Sunday, November 27, 2022

Millennials and their Health - A Need to be Proactive

Multiple Sclerosis Symptoms Are Often Ignored, Leading to Delays in Diagnosis and Treatment

Millennials often prioritize living their “best” lives, at the expense of putting their health at risk by ignoring symptoms or postponing a doctor visit – which is easy to do around the busy holiday season.

This is Trish Palmer’s story and it’s more common than not. Trish was in the prime of her life -- enjoying outdoor adventures, time with family and friends, and building her career as a traveling nurse -- when she began experiencing sensitivity to heat, numbness and fatigue. She brushed off the symptoms, hoping they would go away but they continued to worsen over time. Trish finally went to her doctor and ultimately was diagnosed with multiple sclerosis (MS) at age 29.

While Trish was terrified at first and started to question what this diagnosis would mean for her future, she knew she needed to be proactive with her health. By doing her research and working closely with her doctor, she found a treatment that she’s been on for the past five years that fits her needs and lifestyle.

Recently Trish and Dr. Belkin shared their perspectives on MS and why early diagnosis and treatment aimed at reducing relapses and delaying disability progression are so important. Check out our interview below.

About MS

MS -- a chronic and debilitating autoimmune disease -- impacts up to one million people in the U.S. With 34 being the average age of onset, the millennial generation are currently in the age group most likely to be diagnosed. MS becomes more severe over time causing irreversible physical disability for many people.

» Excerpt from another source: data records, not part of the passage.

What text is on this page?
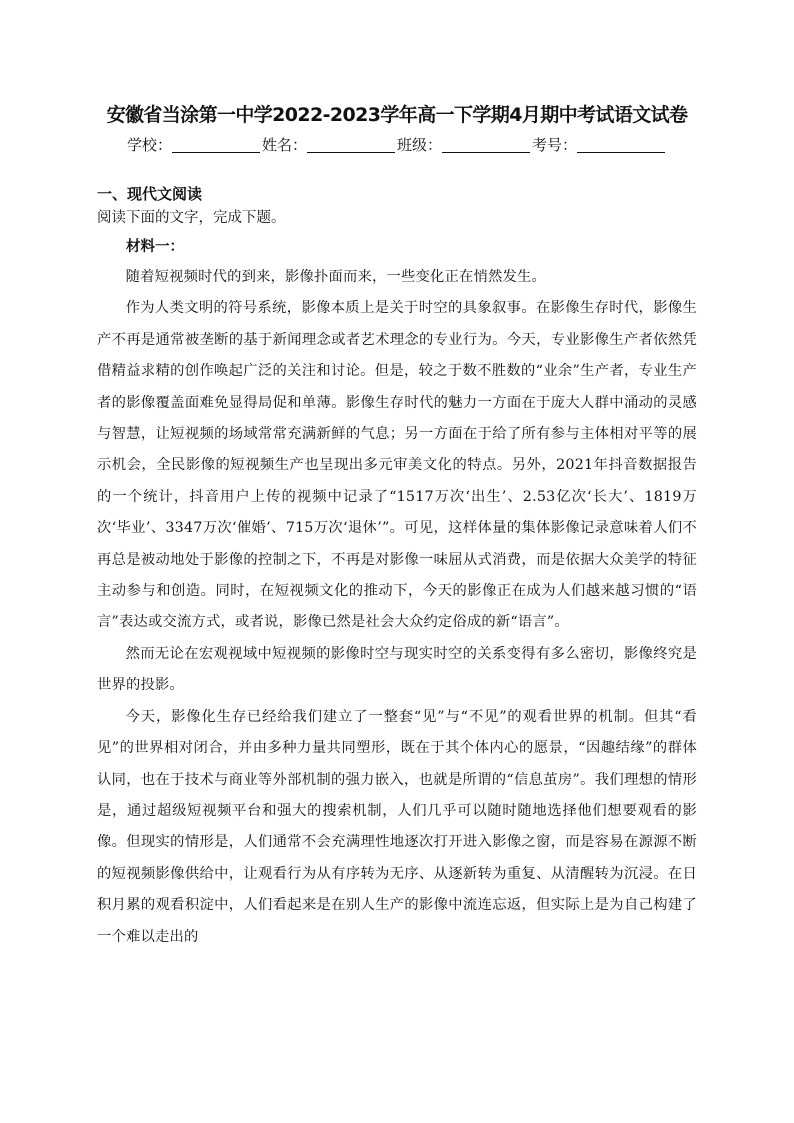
安徽省当涂第一中学2022-2023学年高一下学期4月期中考试语文试卷
学校：	姓名：	班级：	考号：
一、现代文阅读
阅读下面的文字，完成下题。
材料一：

随着短视频时代的到来，影像扑面而来，一些变化正在悄然发生。

作为人类文明的符号系统，影像本质上是关于时空的具象叙事。在影像生存时代，影像生产不再是通常被垄断的基于新闻理念或者艺术理念的专业行为。今天，专业影像生产者依然凭借精益求精的创作唤起广泛的关注和讨论。但是，较之于数不胜数的“业余”生产者，专业生产者的影像覆盖面难免显得局促和单薄。影像生存时代的魅力一方面在于庞大人群中涌动的灵感与智慧，让短视频的场域常常充满新鲜的气息；另一方面在于给了所有参与主体相对平等的展示机会，全民影像的短视频生产也呈现出多元审美文化的特点。另外，2021年抖音数据报告的一个统计，抖音用户上传的视频中记录了“1517万次‘出生’、2.53亿次‘长大’、1819万次‘毕业’、3347万次‘催婚’、715万次‘退休’”。可见，这样体量的集体影像记录意味着人们不再总是被动地处于影像的控制之下，不再是对影像一味屈从式消费，而是依据大众美学的特征主动参与和创造。同时，在短视频文化的推动下，今天的影像正在成为人们越来越习惯的“语言”表达或交流方式，或者说，影像已然是社会大众约定俗成的新“语言”。

然而无论在宏观视域中短视频的影像时空与现实时空的关系变得有多么密切，影像终究是世界的投影。

今天，影像化生存已经给我们建立了一整套“见”与“不见”的观看世界的机制。但其“看见”的世界相对闭合，并由多种力量共同塑形，既在于其个体内心的愿景，“因趣结缘”的群体认同，也在于技术与商业等外部机制的强力嵌入，也就是所谓的“信息茧房”。我们理想的情形是，通过超级短视频平台和强大的搜索机制，人们几乎可以随时随地选择他们想要观看的影像。但现实的情形是，人们通常不会充满理性地逐次打开进入影像之窗，而是容易在源源不断的短视频影像供给中，让观看行为从有序转为无序、从逐新转为重复、从清醒转为沉浸。在日积月累的观看积淀中，人们看起来是在别人生产的影像中流连忘返，但实际上是为自己构建了一个难以走出的
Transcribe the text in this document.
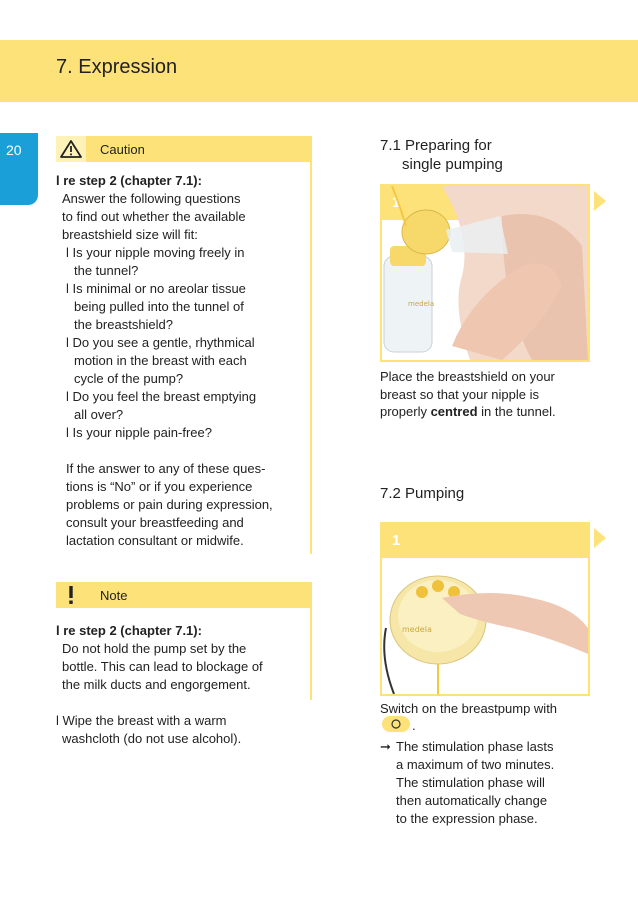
7. Expression
20	Caution
l re step 2 (chapter 7.1):
Answer the following questions
to find out whether the available
breastshield size will fit:
l Is your nipple moving freely in
the tunnel?
l Is minimal or no areolar tissue
being pulled into the tunnel of
the breastshield?
l Do you see a gentle, rhythmical
motion in the breast with each
cycle of the pump?
l Do you feel the breast emptying
all over?
l Is your nipple pain-free?
If the answer to any of these ques-
tions is “No” or if you experience
problems or pain during expression,
consult your breastfeeding and
lactation consultant or midwife.
Note
l re step 2 (chapter 7.1):
Do not hold the pump set by the
bottle. This can lead to blockage of
the milk ducts and engorgement.
l Wipe the breast with a warm
washcloth (do not use alcohol).
7.1 Preparing for
single pumping
1
medela
Place the breastshield on your
breast so that your nipple is
properly centred in the tunnel.
7.2 Pumping
1
medela
Switch on the breastpump with
.
➞ The stimulation phase lasts
a maximum of two minutes.
The stimulation phase will
then automatically change
to the expression phase.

While signs and symptoms of MS vary widely from person to person, there is an underlying progression of the disease that makes early diagnosis and treatment with a disease-modifying therapy, which may delay disability progression, critical.

About Dr. Martin Belkin

Dr. Martin Belkin, D.O. work at the Michigan Institute for Neurological Disorders.

About Trish Palmer 

Trish Palmer is a registered travel-nurse based out of Seattle, WA who was diagnosed with relapsing multiple sclerosis (RMS) nearly ten years ago at the age of 30. In her free time, Trish enjoys an active lifestyle including camping, hiking and exploring the hills of Seattle. Trish hopes to inspire others by sharing her story and personal experience living with MS.